Carmen Reinhart has written yet another defense of the discredited study that she and fellow Harvard economist Kenneth Rogoff wrote. This one takes the form of an open letter to Paul Krugman, one of her harshest critics in academia. She says that it was not their fault if policymakers misread their statements about the impact of debt reaching 90% of GDP and arrived at an alarming conclusion that resulted in them pursuing the debt-reduction austerity programs that have caused such hardship around the world.
What Reinhart and Rogoff are doing is the ‘academic two-step’, writing things in such a way that it seems to imply one thing while at the same time inserting caveats in case things turn out differently. Then as long as things are going your way, you don’t mention the caveats, but if you start to take a beating, shift to the other foot and haul them out as defenses.
Krugman counters with a short piece that essentially says that she is doing the academic two-step.
There is, as everyone in this debate has acknowledged, a negative correlation in the data between debt and growth. As a result, draw a line at any point — 80 percent, 90 percent, whatever — and countries with debt above that level will tend to have slower growth than countries with debt below that level.
There is, however, an enormous difference between the statement “countries with debt over 90 percent of GDP tend to have slower growth than countries with debt below 90 percent of GDP” and the statement “growth drops off sharply when debt exceeds 90 percent of GDP”. The former statement is true; the latter isn’t. Yet R&R have repeatedly blurred that distinction, and have continued to do so in recent writings.
Another economist Brad DeLong looks closely at the correlation between debt and growth rates and shows how there is no cliff at the 90% mark but how Reinhart and Rogoff encouraged policymakers to think there was.

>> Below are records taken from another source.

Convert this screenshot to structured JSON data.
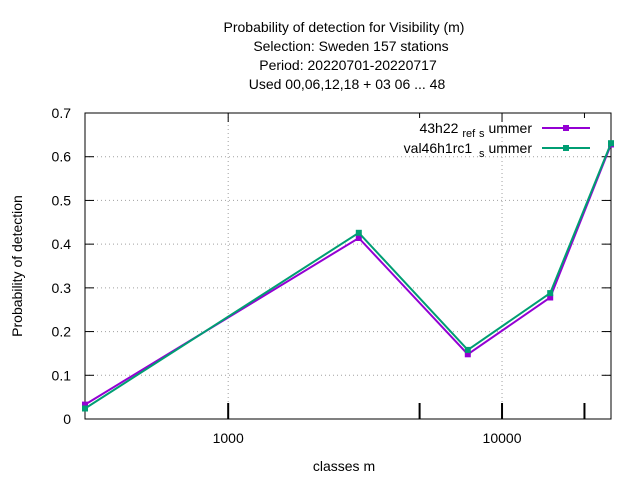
{
  "chart_data": {
    "type": "line",
    "title_lines": [
      "Probability of detection  for Visibility (m)",
      "Selection: Sweden    157 stations",
      "Period: 20220701-20220717",
      "Used  00,06,12,18  + 03 06 ... 48"
    ],
    "xlabel": "classes m",
    "ylabel": "Probability of detection",
    "x_scale": "log",
    "xlim": [
      300,
      25000
    ],
    "ylim": [
      0,
      0.7
    ],
    "x_ticks": [
      {
        "value": 1000,
        "label": "1000"
      },
      {
        "value": 10000,
        "label": "10000"
      }
    ],
    "x_minor_ticks": [
      5000,
      20000
    ],
    "y_ticks": [
      {
        "value": 0,
        "label": "0"
      },
      {
        "value": 0.1,
        "label": "0.1"
      },
      {
        "value": 0.2,
        "label": "0.2"
      },
      {
        "value": 0.3,
        "label": "0.3"
      },
      {
        "value": 0.4,
        "label": "0.4"
      },
      {
        "value": 0.5,
        "label": "0.5"
      },
      {
        "value": 0.6,
        "label": "0.6"
      },
      {
        "value": 0.7,
        "label": "0.7"
      }
    ],
    "grid": true,
    "legend_position": "top-right",
    "series": [
      {
        "name_main": "43h22",
        "name_sub": "ref",
        "name_mid": "s",
        "name_tail": "ummer",
        "color": "#9400d3",
        "x": [
          300,
          3000,
          7500,
          15000,
          25000
        ],
        "y": [
          0.033,
          0.414,
          0.148,
          0.278,
          0.628
        ]
      },
      {
        "name_main": "val46h1rc1",
        "name_sub": "",
        "name_mid": "s",
        "name_tail": "ummer",
        "color": "#009e73",
        "x": [
          300,
          3000,
          7500,
          15000,
          25000
        ],
        "y": [
          0.024,
          0.426,
          0.158,
          0.288,
          0.631
        ]
      }
    ]
  }
}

The academic two-step is unfortunately not an uncommon practice. It was on clear display in The Bell Curve and more recently in the Jason Richwine affair when the authors encouraged readers to draw all manner of sweeping conclusions about the relationships between IQ and race and success in life, while burying the caveats as insurance policies in case they were taken to task, as indeed happened.
Reginald Selkirk says
His Royal Highness Pope Emeritus Benedict Palpatine Ratzinger was fond of a variant of this technique. He was in the habit of expressing his ideas as quotes from others. That way, when one backfires (like suggesting that a competing religion has spread only by the sword, or claiming that Galileo deserved his treatment at the hands of the church; references available upon request), then you just say, ‘Hey, I was just quoting this guy. It’s not my idea.’
Corvus illustris says
She says that it was not their fault if policymakers misread their statements about the impact of debt reaching 90% of GDP and arrived at an alarming conclusion that resulted in them pursuing the debt-reduction austerity programs that have caused such hardship around the world.

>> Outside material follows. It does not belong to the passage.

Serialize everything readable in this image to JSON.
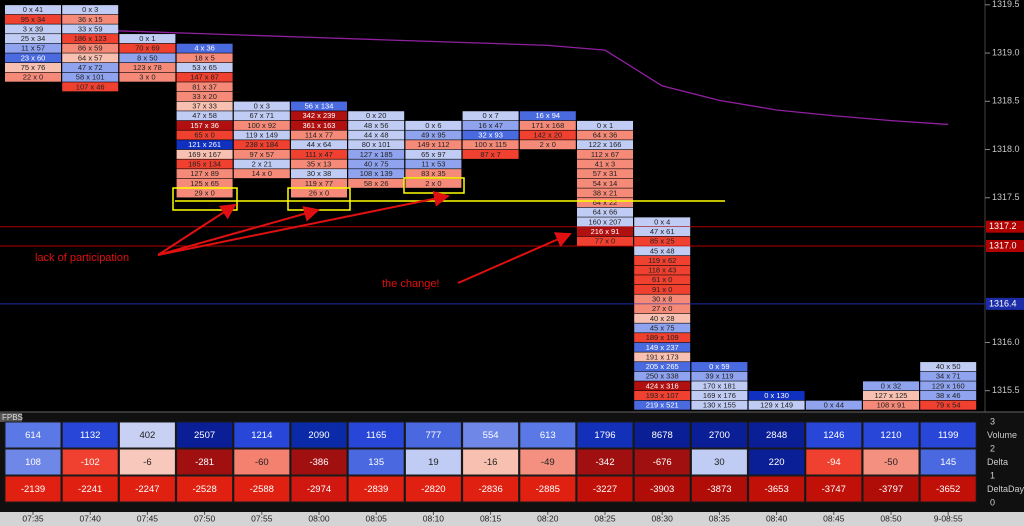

If I recall their previous defense correctly, it was that their piece was a “working paper” and did not represent their final word on its subject. (This defense also excused the use of Excel instead of a standard statistical package, the weird weighting factors, etc.) This then permitted the passive-aggressive “it wasn’t our fault that our tentative results were taken as definitive,” etc., parallel to their now-current defense, the one you cite.
But it is your fault--at least in the math biz--when these things happen. So when you find someone using your “preprint” results as definitive you caution them strongly and loudly; you set your own grad students to checking your seemingly airtight results (as in the case of Fermat’s Last Theorem); you make computational details available (as in the case of the Four-Color Theorem). If a result looks important, this is certainly what you do. If R&R had done the same, their reputations would be intact. It will be interesting to see whether their colleagues just circle the wagons or whether this level of academic malpractice will have consequences.
sunny says
It will be interesting to see whether their colleagues just circle the wagons or whether this level of academic malpractice will have consequences.
—--
Nothing will happen. In fact, they will be rewarded with plum postings in the next administration. At some point one realizes academia -- at least in the social sciences -- is a game without any notion of accountability. Does any one remember Paul Collier’s misguided policy advice -- based on running mindless cross-country regressions -- to support a military coup in Cote D’Ivoire? Would Collier have been held accountable had the policy been implemented? No, it is just a game but such work has the aura of rigour because of quantification. As Feynmann aptly put it: it is nothing but a cargo cult.
Uri says
For those who haven’t read it, or who have read it but not recently, Noam Chomsky’s “The Responsibility of Intellectuals” is an excellent essay that poses a simple moral axiom (“it is the responsibility of intellectuals to speak the truth and expose lies”) and shows how dramatically many of our public intellectuals fail to abide by it. The two-step just seems like a variant on this unfortunate trend.
Jeffrey Johnson says
According to a recent study by Wang and Kimball, R & R’s work is even worse than it has looked. Not only is the drop in GDP at 90% debt wrong, but the idea even that there is a causal relationship between debt and GDP is wrong. While R & R found correlation between hight debt and low growth, which they have tried to fall back on after their 90% threshhold was demolished, this latest work, if correct, demonstrates that the causality does not run from debt to low growth, but rather the other way around: slow growth leads to a high debt to GDP ratio.